Every year I make it my business not to comment about the Oscars, for the most part (partially because I might get ranty and I do still vaguely hold the hope of someday being nominated…yes, laugh it up as a pipe dream). If you want to read some good commentary and predictions quite similar to my ideals, go check out my friend Anita’s thoughts.
But this year I will say a few brief things, because I feel the need to clarify a few positions and unpopular opinions:
– I thought the acting performances in Precious were fantastic. It’s not a Best Picture film, but the acting was phenomenal. I didn’t find it unbelievable…probably because I read the book nearly a decade ago.
– Michael Giacchino deserves an Oscar for Up, but in my mind he’d get it as well for Star Trek, which was utterly amazing in its fit to the film and its play off the original Trek themes and film sound. You get big and you risk going John Williams/Jerry Goldsmith, which is fine but not astounding. Giacchino managed to take a cliche and turn it into something that still inspired wonder and emotion. Between that and Up, he’s the one to watch. Someone give this man more work.

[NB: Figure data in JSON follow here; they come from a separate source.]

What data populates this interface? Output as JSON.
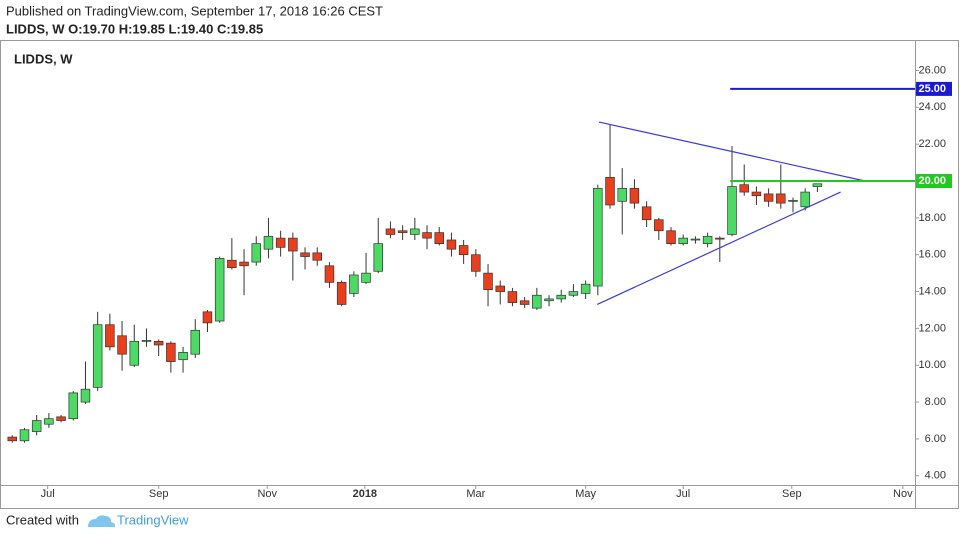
{
  "header": {
    "published": "Published on TradingView.com, September 17, 2018 16:26 CEST",
    "quote": "LIDDS, W  O:19.70 H:19.85 L:19.40 C:19.85"
  },
  "footer": {
    "created": "Created with",
    "brand": "TradingView"
  },
  "chart_data": {
    "type": "candlestick",
    "title": "LIDDS, W",
    "x": [
      0,
      1,
      2,
      3,
      4,
      5,
      6,
      7,
      8,
      9,
      10,
      11,
      12,
      13,
      14,
      15,
      16,
      17,
      18,
      19,
      20,
      21,
      22,
      23,
      24,
      25,
      26,
      27,
      28,
      29,
      30,
      31,
      32,
      33,
      34,
      35,
      36,
      37,
      38,
      39,
      40,
      41,
      42,
      43,
      44,
      45,
      46,
      47,
      48,
      49,
      50,
      51,
      52,
      53,
      54,
      55,
      56,
      57,
      58,
      59,
      60,
      61,
      62,
      63,
      64,
      65,
      66
    ],
    "open": [
      6.1,
      5.9,
      6.4,
      6.8,
      7.2,
      7.1,
      8.0,
      8.8,
      12.2,
      11.6,
      10.0,
      11.3,
      11.3,
      11.2,
      10.3,
      10.6,
      12.9,
      12.4,
      15.7,
      15.6,
      15.6,
      16.3,
      16.9,
      16.9,
      16.1,
      16.1,
      15.4,
      14.5,
      13.9,
      14.5,
      15.1,
      17.4,
      17.3,
      17.1,
      17.2,
      17.2,
      16.8,
      16.5,
      16.0,
      15.0,
      14.3,
      14.0,
      13.5,
      13.1,
      13.5,
      13.6,
      13.8,
      13.9,
      14.3,
      20.2,
      18.9,
      19.6,
      18.6,
      17.9,
      17.3,
      16.6,
      16.8,
      16.6,
      16.9,
      17.1,
      19.8,
      19.4,
      19.3,
      19.3,
      18.9,
      18.6,
      19.7
    ],
    "high": [
      6.2,
      6.6,
      7.3,
      7.4,
      7.3,
      8.6,
      10.2,
      12.9,
      12.8,
      12.4,
      12.2,
      12.0,
      11.4,
      11.3,
      11.0,
      12.5,
      13.0,
      15.9,
      16.9,
      16.3,
      17.0,
      18.0,
      17.3,
      17.2,
      16.4,
      16.4,
      15.6,
      14.6,
      15.1,
      16.1,
      18.0,
      17.8,
      17.6,
      18.0,
      17.6,
      17.5,
      17.2,
      16.8,
      16.3,
      15.5,
      14.6,
      14.2,
      13.7,
      14.2,
      13.8,
      14.1,
      14.4,
      14.6,
      19.8,
      23.1,
      20.7,
      20.1,
      18.9,
      18.0,
      17.5,
      17.1,
      17.0,
      17.2,
      17.0,
      21.9,
      20.9,
      19.7,
      19.6,
      20.9,
      19.1,
      19.6,
      19.85
    ],
    "low": [
      5.8,
      5.8,
      6.2,
      6.6,
      6.9,
      7.0,
      7.9,
      8.6,
      10.8,
      9.7,
      9.9,
      11.0,
      10.5,
      9.6,
      9.6,
      10.4,
      11.8,
      12.3,
      15.2,
      13.8,
      15.4,
      15.8,
      15.9,
      14.6,
      15.2,
      15.4,
      14.2,
      13.2,
      13.7,
      14.4,
      15.0,
      16.9,
      16.8,
      16.8,
      16.3,
      16.5,
      15.9,
      15.5,
      14.8,
      13.2,
      13.3,
      13.2,
      13.1,
      13.0,
      13.2,
      13.4,
      13.7,
      13.6,
      13.8,
      18.5,
      17.1,
      18.5,
      17.5,
      16.8,
      16.5,
      16.5,
      16.6,
      16.4,
      15.6,
      17.0,
      19.2,
      18.7,
      18.6,
      18.5,
      18.3,
      18.4,
      19.4
    ],
    "close": [
      5.9,
      6.5,
      7.0,
      7.1,
      7.0,
      8.5,
      8.7,
      12.2,
      11.0,
      10.6,
      11.3,
      11.35,
      11.1,
      10.2,
      10.7,
      11.9,
      12.3,
      15.8,
      15.3,
      15.4,
      16.6,
      17.0,
      16.4,
      16.2,
      15.9,
      15.7,
      14.5,
      13.3,
      14.9,
      15.0,
      16.6,
      17.1,
      17.2,
      17.4,
      16.9,
      16.6,
      16.3,
      16.0,
      15.1,
      14.1,
      14.0,
      13.4,
      13.3,
      13.8,
      13.6,
      13.8,
      14.0,
      14.4,
      19.6,
      18.7,
      19.6,
      18.8,
      17.9,
      17.3,
      16.6,
      16.9,
      16.85,
      17.0,
      16.85,
      19.7,
      19.4,
      19.2,
      18.9,
      18.8,
      18.95,
      19.4,
      19.85
    ],
    "up_color": "#4cd964",
    "down_color": "#e8401c",
    "xlim": [
      -0.35,
      74.0
    ],
    "xticks": [
      {
        "value": 2.9,
        "label": "Jul"
      },
      {
        "value": 12.0,
        "label": "Sep"
      },
      {
        "value": 20.9,
        "label": "Nov"
      },
      {
        "value": 28.9,
        "label": "2018"
      },
      {
        "value": 38.0,
        "label": "Mar"
      },
      {
        "value": 47.0,
        "label": "May"
      },
      {
        "value": 55.0,
        "label": "Jul"
      },
      {
        "value": 63.9,
        "label": "Sep"
      },
      {
        "value": 73.0,
        "label": "Nov"
      }
    ],
    "ylim": [
      3.5,
      27.6
    ],
    "yticks": [
      {
        "value": 4,
        "label": "4.00"
      },
      {
        "value": 6,
        "label": "6.00"
      },
      {
        "value": 8,
        "label": "8.00"
      },
      {
        "value": 10,
        "label": "10.00"
      },
      {
        "value": 12,
        "label": "12.00"
      },
      {
        "value": 14,
        "label": "14.00"
      },
      {
        "value": 16,
        "label": "16.00"
      },
      {
        "value": 18,
        "label": "18.00"
      },
      {
        "value": 20,
        "label": "20.00"
      },
      {
        "value": 22,
        "label": "22.00"
      },
      {
        "value": 24,
        "label": "24.00"
      },
      {
        "value": 26,
        "label": "26.00"
      }
    ],
    "trendlines": [
      {
        "x": [
          48.1,
          69.9
        ],
        "y": [
          23.2,
          20.0
        ],
        "color": "#3a3ad8"
      },
      {
        "x": [
          47.95,
          67.9
        ],
        "y": [
          13.3,
          19.4
        ],
        "color": "#3a3ad8"
      }
    ],
    "levels": [
      {
        "value": 25,
        "label": "25.00",
        "start": 58.85,
        "color": "#1a1ad0"
      },
      {
        "value": 20,
        "label": "20.00",
        "start": 58.85,
        "color": "#22c81e"
      }
    ]
  }
}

– Team Bigelow. Not just because Hurt Locker is by all accounts lovely and my distaste for Avatar (on about ten different levels) is well-documented, not just because it is high friggin time a woman had a chance and pwned, but because I’ve been a Kathryn Bigelow fan since I watched Near Dark on VHS in 2002. Even when her films aren’t great (…K-19), they are always well-constructed and gorgeous.
– Contrary to popular belief, I don’t hate James Cameron’s work as a whole. Terminator 2 is one of my top 20, I liked Aliens and I enjoy True Lies. I just firmly believe something snapped in the man’s head when Titanic worked for him; I have a big problem with the auteur theory of cinema, I don’t believe it has a place in the current film industry. Avatar is classically, ridiculously OTT auteurism, and the fact that it cost more than a small nation’s yearly GDP to make is seriously worrisome for its implications about future Hollywood product. Of course, part of my distaste for Cameron could come from the fact that I was first taught film studies by the foremost academic critic of his work…
To sum up: I’d rather not have my heart ripped out. Best Picture is more than OOH THE PRETTY, it does have to have content. Kathryn Bigelow deserves all the acclaim she’s been getting and more. I’m going to go listen to the End Credits from Star Trek about five more times in a row. Good night.
(By the way, I did manage to get a haircut. It took one day notice. I am Paige’s melodramatic firstworldproblem sigh.)